Britain: Embattled home secretary Charles Clarke may be a casualty in a cabinet reshuffle Tony Blair could begin as early as today in the aftermath of Labour's predicted heavy losses in the English local elections.
As counting continued through the night in the battle for some 4,300 seats on district councils, metropolitan authorities and the London boroughs, senior Whitehall sources said Mr Blair would make no final decision about the timing of the reshuffle until the results were in across the country.
However, close allies were urging the prime minister to avoid a weekend of uncertainty in favour of a speedy attempt to reassert his authority and control, and his government's credibility, particularly following the foreign prisoner release fiasco which continued unabated last night.

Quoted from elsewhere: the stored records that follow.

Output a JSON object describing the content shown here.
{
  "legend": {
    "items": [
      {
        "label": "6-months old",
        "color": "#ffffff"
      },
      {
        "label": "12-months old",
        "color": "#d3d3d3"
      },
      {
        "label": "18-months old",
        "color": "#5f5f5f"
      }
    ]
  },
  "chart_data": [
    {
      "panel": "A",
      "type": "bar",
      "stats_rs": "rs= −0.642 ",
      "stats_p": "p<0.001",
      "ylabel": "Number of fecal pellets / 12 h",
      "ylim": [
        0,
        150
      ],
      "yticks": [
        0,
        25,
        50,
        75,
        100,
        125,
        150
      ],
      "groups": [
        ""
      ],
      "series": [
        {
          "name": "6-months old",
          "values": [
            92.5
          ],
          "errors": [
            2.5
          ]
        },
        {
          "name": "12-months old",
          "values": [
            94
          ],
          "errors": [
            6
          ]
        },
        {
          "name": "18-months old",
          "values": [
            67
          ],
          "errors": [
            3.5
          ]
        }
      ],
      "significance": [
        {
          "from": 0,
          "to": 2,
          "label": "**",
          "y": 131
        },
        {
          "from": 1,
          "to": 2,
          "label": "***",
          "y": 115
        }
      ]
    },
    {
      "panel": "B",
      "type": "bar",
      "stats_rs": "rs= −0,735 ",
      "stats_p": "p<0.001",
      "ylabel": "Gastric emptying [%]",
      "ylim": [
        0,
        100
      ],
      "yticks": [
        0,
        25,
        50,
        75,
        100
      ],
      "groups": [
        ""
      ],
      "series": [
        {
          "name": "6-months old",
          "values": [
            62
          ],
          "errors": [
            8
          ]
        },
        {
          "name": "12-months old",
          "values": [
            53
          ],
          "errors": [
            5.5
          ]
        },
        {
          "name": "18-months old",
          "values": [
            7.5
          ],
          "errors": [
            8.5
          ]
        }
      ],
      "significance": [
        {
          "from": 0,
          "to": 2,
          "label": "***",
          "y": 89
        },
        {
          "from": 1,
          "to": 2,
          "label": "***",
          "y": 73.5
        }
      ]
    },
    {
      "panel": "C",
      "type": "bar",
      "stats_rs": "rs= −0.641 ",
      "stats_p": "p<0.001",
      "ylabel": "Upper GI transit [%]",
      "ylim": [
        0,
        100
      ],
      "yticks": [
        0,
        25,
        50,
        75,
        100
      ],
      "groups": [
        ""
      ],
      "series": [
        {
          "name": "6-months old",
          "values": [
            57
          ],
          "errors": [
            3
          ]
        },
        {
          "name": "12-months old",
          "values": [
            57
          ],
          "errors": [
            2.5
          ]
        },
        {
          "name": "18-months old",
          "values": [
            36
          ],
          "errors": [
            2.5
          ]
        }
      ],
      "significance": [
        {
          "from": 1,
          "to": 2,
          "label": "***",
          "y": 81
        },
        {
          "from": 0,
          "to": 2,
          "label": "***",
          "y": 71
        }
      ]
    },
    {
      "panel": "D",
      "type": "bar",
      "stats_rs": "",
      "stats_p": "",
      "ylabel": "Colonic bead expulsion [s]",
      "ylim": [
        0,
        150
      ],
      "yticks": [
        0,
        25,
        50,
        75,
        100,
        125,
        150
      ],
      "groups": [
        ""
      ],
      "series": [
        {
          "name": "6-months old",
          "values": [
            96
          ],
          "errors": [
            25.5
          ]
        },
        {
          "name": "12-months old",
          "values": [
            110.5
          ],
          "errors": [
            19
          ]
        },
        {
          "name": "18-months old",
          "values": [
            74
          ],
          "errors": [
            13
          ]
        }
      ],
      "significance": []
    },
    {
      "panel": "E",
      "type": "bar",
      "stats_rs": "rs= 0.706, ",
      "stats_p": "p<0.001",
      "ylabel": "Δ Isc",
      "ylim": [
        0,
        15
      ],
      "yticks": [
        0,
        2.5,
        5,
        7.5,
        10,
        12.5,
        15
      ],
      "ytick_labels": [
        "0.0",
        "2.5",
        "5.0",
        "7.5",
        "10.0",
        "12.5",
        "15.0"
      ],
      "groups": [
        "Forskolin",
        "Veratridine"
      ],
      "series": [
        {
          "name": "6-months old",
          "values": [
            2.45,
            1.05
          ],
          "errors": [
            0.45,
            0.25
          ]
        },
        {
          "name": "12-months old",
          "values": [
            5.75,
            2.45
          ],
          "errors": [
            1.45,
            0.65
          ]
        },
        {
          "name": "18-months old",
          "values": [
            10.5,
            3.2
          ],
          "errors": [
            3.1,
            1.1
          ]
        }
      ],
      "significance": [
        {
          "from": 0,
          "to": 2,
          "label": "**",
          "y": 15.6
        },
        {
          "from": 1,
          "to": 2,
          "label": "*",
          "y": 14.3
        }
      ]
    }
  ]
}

The Conservatives as well as Labour were playing down their expectations ahead of the formal declarations which were widely forecast to affect the duration of Mr Blair's tenure in Downing Street. They will also reveal what progress, if any, new Tory leader David Cameron has made in re-establishing his party as a credible alternative government.
Sources close to Mr Blair were actually predicting net Labour losses of up to 400 seats, while suggesting this would not be "a disaster".

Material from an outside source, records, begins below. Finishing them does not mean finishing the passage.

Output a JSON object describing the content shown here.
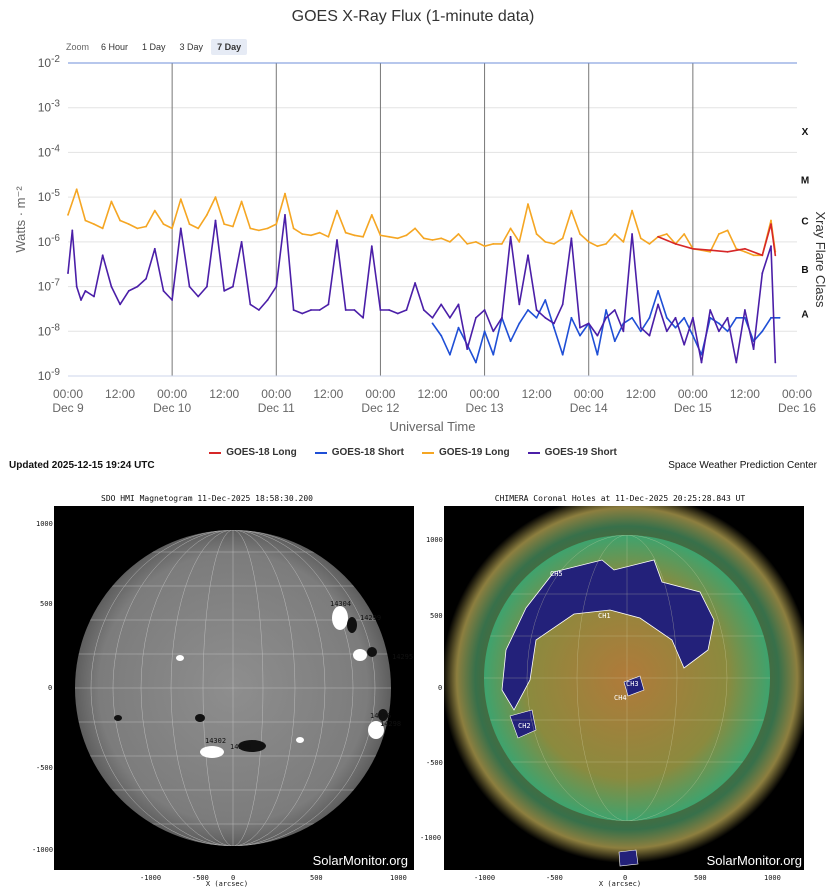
{
  "chart_title": "GOES X-Ray Flux (1-minute data)",
  "zoom": {
    "label": "Zoom",
    "options": [
      "6 Hour",
      "1 Day",
      "3 Day",
      "7 Day"
    ],
    "selected": "7 Day"
  },
  "updated": "Updated 2025-12-15 19:24 UTC",
  "credit": "Space Weather Prediction Center",
  "colors": {
    "goes18_long": "#d62728",
    "goes18_short": "#1f4fd6",
    "goes19_long": "#f5a623",
    "goes19_short": "#4b1fa8",
    "grid": "#e3e3e3",
    "axis": "#6f8fd8"
  },
  "chart_data": {
    "type": "line",
    "title": "GOES X-Ray Flux (1-minute data)",
    "xlabel": "Universal Time",
    "ylabel": "Watts · m⁻²",
    "y2label": "Xray Flare Class",
    "yscale": "log",
    "ylim": [
      1e-09,
      0.01
    ],
    "y_ticks": [
      {
        "base": "10",
        "exp": "-2",
        "value": 0.01
      },
      {
        "base": "10",
        "exp": "-3",
        "value": 0.001
      },
      {
        "base": "10",
        "exp": "-4",
        "value": 0.0001
      },
      {
        "base": "10",
        "exp": "-5",
        "value": 1e-05
      },
      {
        "base": "10",
        "exp": "-6",
        "value": 1e-06
      },
      {
        "base": "10",
        "exp": "-7",
        "value": 1e-07
      },
      {
        "base": "10",
        "exp": "-8",
        "value": 1e-08
      },
      {
        "base": "10",
        "exp": "-9",
        "value": 1e-09
      }
    ],
    "flare_classes": [
      {
        "label": "X",
        "value": 0.0003
      },
      {
        "label": "M",
        "value": 2.5e-05
      },
      {
        "label": "C",
        "value": 3e-06
      },
      {
        "label": "B",
        "value": 2.5e-07
      },
      {
        "label": "A",
        "value": 2.5e-08
      }
    ],
    "x_ticks": [
      {
        "time": "00:00",
        "date": "Dec 9",
        "hour": 0
      },
      {
        "time": "12:00",
        "date": "",
        "hour": 12
      },
      {
        "time": "00:00",
        "date": "Dec 10",
        "hour": 24
      },
      {
        "time": "12:00",
        "date": "",
        "hour": 36
      },
      {
        "time": "00:00",
        "date": "Dec 11",
        "hour": 48
      },
      {
        "time": "12:00",
        "date": "",
        "hour": 60
      },
      {
        "time": "00:00",
        "date": "Dec 12",
        "hour": 72
      },
      {
        "time": "12:00",
        "date": "",
        "hour": 84
      },
      {
        "time": "00:00",
        "date": "Dec 13",
        "hour": 96
      },
      {
        "time": "12:00",
        "date": "",
        "hour": 108
      },
      {
        "time": "00:00",
        "date": "Dec 14",
        "hour": 120
      },
      {
        "time": "12:00",
        "date": "",
        "hour": 132
      },
      {
        "time": "00:00",
        "date": "Dec 15",
        "hour": 144
      },
      {
        "time": "12:00",
        "date": "",
        "hour": 156
      },
      {
        "time": "00:00",
        "date": "Dec 16",
        "hour": 168
      }
    ],
    "xlim_hours": [
      0,
      168
    ],
    "grid": true,
    "legend_position": "bottom",
    "series": [
      {
        "name": "GOES-18 Long",
        "color": "#d62728",
        "x": [
          136,
          140,
          144,
          148,
          152,
          156,
          160,
          162,
          163
        ],
        "y": [
          1.3e-06,
          9e-07,
          7e-07,
          6.5e-07,
          6e-07,
          7e-07,
          5e-07,
          2.5e-06,
          5e-07
        ]
      },
      {
        "name": "GOES-18 Short",
        "color": "#1f4fd6",
        "x": [
          84,
          86,
          88,
          90,
          92,
          94,
          96,
          98,
          100,
          102,
          104,
          106,
          108,
          110,
          112,
          114,
          116,
          118,
          120,
          122,
          124,
          126,
          128,
          130,
          132,
          134,
          136,
          138,
          140,
          142,
          144,
          146,
          148,
          150,
          152,
          154,
          156,
          158,
          160,
          162,
          164
        ],
        "y": [
          1.5e-08,
          8e-09,
          3e-09,
          1.2e-08,
          5e-09,
          2e-09,
          1e-08,
          3e-09,
          2e-08,
          6e-09,
          1.5e-08,
          3e-08,
          2e-08,
          5e-08,
          1.2e-08,
          3e-09,
          2e-08,
          8e-09,
          1.5e-08,
          3e-09,
          3e-08,
          6e-09,
          1.5e-08,
          2e-08,
          1e-08,
          2e-08,
          8e-08,
          2e-08,
          1.2e-08,
          2e-08,
          8e-09,
          3e-09,
          2e-08,
          1.5e-08,
          1e-08,
          2e-08,
          2e-08,
          6e-09,
          1e-08,
          2e-08,
          2e-08
        ]
      },
      {
        "name": "GOES-19 Long",
        "color": "#f5a623",
        "x": [
          0,
          2,
          4,
          6,
          8,
          10,
          12,
          14,
          16,
          18,
          20,
          22,
          24,
          26,
          28,
          30,
          32,
          34,
          36,
          38,
          40,
          42,
          44,
          46,
          48,
          50,
          52,
          54,
          56,
          58,
          60,
          62,
          64,
          66,
          68,
          70,
          72,
          74,
          76,
          78,
          80,
          82,
          84,
          86,
          88,
          90,
          92,
          94,
          96,
          98,
          100,
          102,
          104,
          106,
          108,
          110,
          112,
          114,
          116,
          118,
          120,
          122,
          124,
          126,
          128,
          130,
          132,
          134,
          136,
          138,
          140,
          142,
          144,
          146,
          148,
          150,
          152,
          154,
          156,
          158,
          160,
          162,
          163
        ],
        "y": [
          4e-06,
          1.5e-05,
          3e-06,
          2.5e-06,
          2e-06,
          8e-06,
          3e-06,
          2.5e-06,
          2e-06,
          2.2e-06,
          5e-06,
          2.5e-06,
          2e-06,
          9e-06,
          2.5e-06,
          2e-06,
          4e-06,
          1e-05,
          2.5e-06,
          2.2e-06,
          8e-06,
          2e-06,
          1.8e-06,
          2e-06,
          2.5e-06,
          1.2e-05,
          2e-06,
          1.5e-06,
          1.4e-06,
          1.6e-06,
          1.3e-06,
          5e-06,
          1.6e-06,
          1.4e-06,
          1.3e-06,
          4e-06,
          1.4e-06,
          1.3e-06,
          1.2e-06,
          1.4e-06,
          2e-06,
          1.2e-06,
          1.1e-06,
          1.2e-06,
          1e-06,
          1.5e-06,
          9e-07,
          1e-06,
          8e-07,
          9e-07,
          9e-07,
          2e-06,
          1e-06,
          7e-06,
          1.5e-06,
          1e-06,
          9e-07,
          1.2e-06,
          5e-06,
          1.5e-06,
          1e-06,
          8e-07,
          9e-07,
          1.5e-06,
          1e-06,
          5e-06,
          1.2e-06,
          9e-07,
          1.3e-06,
          1.5e-06,
          9e-07,
          1.5e-06,
          7e-07,
          6.5e-07,
          6e-07,
          1.5e-06,
          1.8e-06,
          7e-07,
          6e-07,
          5e-07,
          5e-07,
          3e-06,
          6e-07
        ]
      },
      {
        "name": "GOES-19 Short",
        "color": "#4b1fa8",
        "x": [
          0,
          1,
          2,
          3,
          4,
          6,
          8,
          10,
          12,
          14,
          16,
          18,
          20,
          22,
          24,
          26,
          28,
          30,
          32,
          34,
          36,
          38,
          40,
          42,
          44,
          46,
          48,
          50,
          52,
          54,
          56,
          58,
          60,
          62,
          64,
          66,
          68,
          70,
          72,
          74,
          76,
          78,
          80,
          82,
          84,
          86,
          88,
          90,
          92,
          94,
          96,
          98,
          100,
          102,
          104,
          106,
          108,
          110,
          112,
          114,
          116,
          118,
          120,
          122,
          124,
          126,
          128,
          130,
          132,
          134,
          136,
          138,
          140,
          142,
          144,
          146,
          148,
          150,
          152,
          154,
          156,
          158,
          160,
          162,
          163
        ],
        "y": [
          2e-07,
          1.8e-06,
          1e-07,
          5e-08,
          8e-08,
          6e-08,
          5e-07,
          1e-07,
          4e-08,
          8e-08,
          1e-07,
          1.5e-07,
          7e-07,
          8e-08,
          5e-08,
          2e-06,
          1e-07,
          6e-08,
          1e-07,
          3e-06,
          8e-08,
          1e-07,
          1e-06,
          4e-08,
          3e-08,
          5e-08,
          1e-07,
          4e-06,
          3e-08,
          2.5e-08,
          3e-08,
          3e-08,
          4e-08,
          1.1e-06,
          3e-08,
          3e-08,
          2e-08,
          8e-07,
          3e-08,
          3e-08,
          2.5e-08,
          3e-08,
          1.2e-07,
          3e-08,
          2e-08,
          4e-08,
          2e-08,
          4e-08,
          4e-09,
          2e-08,
          3e-08,
          1e-08,
          2e-08,
          1.3e-06,
          4e-08,
          5e-07,
          3e-08,
          2e-08,
          1.5e-08,
          4e-08,
          1.2e-06,
          1.2e-08,
          1.5e-08,
          8e-09,
          2e-08,
          3e-08,
          1e-08,
          1.5e-06,
          1.2e-08,
          8e-09,
          4e-08,
          1e-08,
          2e-08,
          5e-09,
          2e-08,
          2e-09,
          3e-08,
          1e-08,
          2e-08,
          2e-09,
          3e-08,
          4e-09,
          2e-07,
          8e-07,
          2e-09
        ]
      }
    ]
  },
  "hmi": {
    "title": "SDO HMI Magnetogram 11-Dec-2025 18:58:30.200",
    "watermark": "SolarMonitor.org",
    "xlabel": "X (arcsec)",
    "x_ticks": [
      "-1000",
      "-500",
      "0",
      "500",
      "1000"
    ],
    "y_ticks": [
      "1000",
      "500",
      "0",
      "-500",
      "-1000"
    ],
    "regions": [
      "14304",
      "14299",
      "14295",
      "14296",
      "14298",
      "14302",
      "14300"
    ]
  },
  "chimera": {
    "title": "CHIMERA Coronal Holes at 11-Dec-2025 20:25:28.843 UT",
    "watermark": "SolarMonitor.org",
    "xlabel": "X (arcsec)",
    "x_ticks": [
      "-1000",
      "-500",
      "0",
      "500",
      "1000"
    ],
    "y_ticks": [
      "1000",
      "500",
      "0",
      "-500",
      "-1000"
    ],
    "holes": [
      "CH5",
      "CH1",
      "CH3",
      "CH4",
      "CH2"
    ]
  }
}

Last month experts Colin Rallings and Michael Thrasher of the LGC Elections Centre at the University of Plymouth warned the party to expect losses to the tune of 100 seats or more.
Yesterday's spin on the likely final outcome reflected private Labour polling confirming that the Blair government has been badly hit by the prisoners controversy and by deputy prime minister John Prescott's admission of an affair with a former diary secretary.

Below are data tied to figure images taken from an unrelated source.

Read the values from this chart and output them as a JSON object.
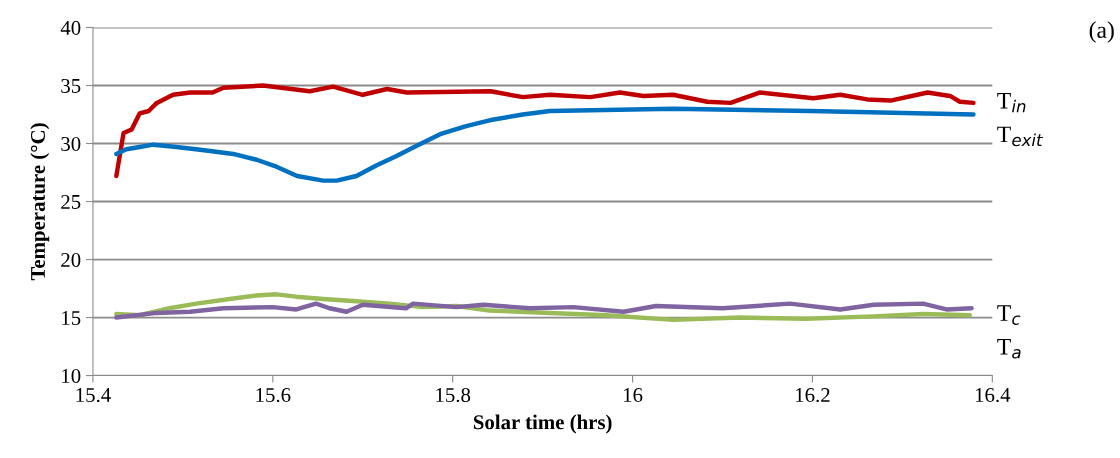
{
  "chart_data": {
    "type": "line",
    "xlabel": "Solar time (hrs)",
    "ylabel": "Temperature (°C)",
    "annotations": [
      "(a)"
    ],
    "xlim": [
      15.4,
      16.4
    ],
    "xticks": [
      15.4,
      15.6,
      15.8,
      {
        "value": 16,
        "label": "16"
      },
      16.2,
      16.4
    ],
    "ylim": [
      10,
      40
    ],
    "yticks": [
      10,
      15,
      20,
      25,
      30,
      35,
      40
    ],
    "grid": "y",
    "legend": false,
    "marker": "none",
    "line_style": "solid",
    "series": [
      {
        "name": "T$_{in}$",
        "color": "#c00000",
        "x": [
          15.426,
          15.434,
          15.443,
          15.452,
          15.462,
          15.471,
          15.489,
          15.508,
          15.533,
          15.545,
          15.589,
          15.641,
          15.667,
          15.7,
          15.727,
          15.749,
          15.842,
          15.878,
          15.908,
          15.953,
          15.986,
          16.012,
          16.045,
          16.083,
          16.109,
          16.142,
          16.201,
          16.231,
          16.261,
          16.287,
          16.328,
          16.353,
          16.364,
          16.379
        ],
        "values": [
          27.2,
          30.9,
          31.2,
          32.6,
          32.8,
          33.5,
          34.2,
          34.4,
          34.4,
          34.8,
          35.0,
          34.5,
          34.9,
          34.2,
          34.7,
          34.4,
          34.5,
          34.0,
          34.2,
          34.0,
          34.4,
          34.1,
          34.2,
          33.6,
          33.5,
          34.4,
          33.9,
          34.2,
          33.8,
          33.7,
          34.4,
          34.1,
          33.6,
          33.5
        ]
      },
      {
        "name": "T$_{exit}$",
        "color": "#0070c0",
        "x": [
          15.426,
          15.437,
          15.452,
          15.467,
          15.493,
          15.526,
          15.556,
          15.582,
          15.604,
          15.627,
          15.656,
          15.671,
          15.693,
          15.715,
          15.737,
          15.76,
          15.786,
          15.815,
          15.841,
          15.878,
          15.908,
          16.045,
          16.198,
          16.379
        ],
        "values": [
          29.1,
          29.5,
          29.7,
          29.9,
          29.7,
          29.4,
          29.1,
          28.6,
          28.0,
          27.2,
          26.8,
          26.8,
          27.2,
          28.1,
          28.9,
          29.8,
          30.8,
          31.5,
          32.0,
          32.5,
          32.8,
          33.0,
          32.8,
          32.5
        ]
      },
      {
        "name": "T$_{c}$",
        "color": "#9bbb59",
        "x": [
          15.426,
          15.452,
          15.485,
          15.515,
          15.552,
          15.582,
          15.604,
          15.626,
          15.656,
          15.693,
          15.73,
          15.767,
          15.804,
          15.841,
          15.908,
          15.971,
          16.045,
          16.119,
          16.193,
          16.268,
          16.323,
          16.375
        ],
        "values": [
          15.3,
          15.2,
          15.8,
          16.2,
          16.6,
          16.9,
          17.0,
          16.8,
          16.6,
          16.4,
          16.2,
          15.9,
          16.0,
          15.6,
          15.4,
          15.2,
          14.8,
          15.0,
          14.9,
          15.1,
          15.3,
          15.2
        ]
      },
      {
        "name": "T$_{a}$",
        "color": "#8064a2",
        "x": [
          15.426,
          15.471,
          15.508,
          15.545,
          15.6,
          15.626,
          15.648,
          15.663,
          15.682,
          15.7,
          15.748,
          15.756,
          15.804,
          15.834,
          15.886,
          15.934,
          15.99,
          16.026,
          16.1,
          16.175,
          16.231,
          16.268,
          16.323,
          16.349,
          16.377
        ],
        "values": [
          15.0,
          15.4,
          15.5,
          15.8,
          15.9,
          15.7,
          16.2,
          15.8,
          15.5,
          16.1,
          15.8,
          16.2,
          15.9,
          16.1,
          15.8,
          15.9,
          15.5,
          16.0,
          15.8,
          16.2,
          15.7,
          16.1,
          16.2,
          15.7,
          15.8
        ]
      }
    ]
  }
}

Although Mr Prescott has retreated from public view in the past week, Mr Blair has apparently had no signal that he wishes to stand down, and informed sources say the prime minister is unlikely to ask him to do so.
However, Mr Clarke was back in the danger zone as it emerged that a foreign criminal awaiting trial on terrorism charges had been jailed previously in the UK and was not deported upon his release.
Mr Clarke's Conservative "shadow" David Davis said: "If true, this is as bad as it could be. It would amount to an unforgivable failure to protect the public against the most serious threat to their safety."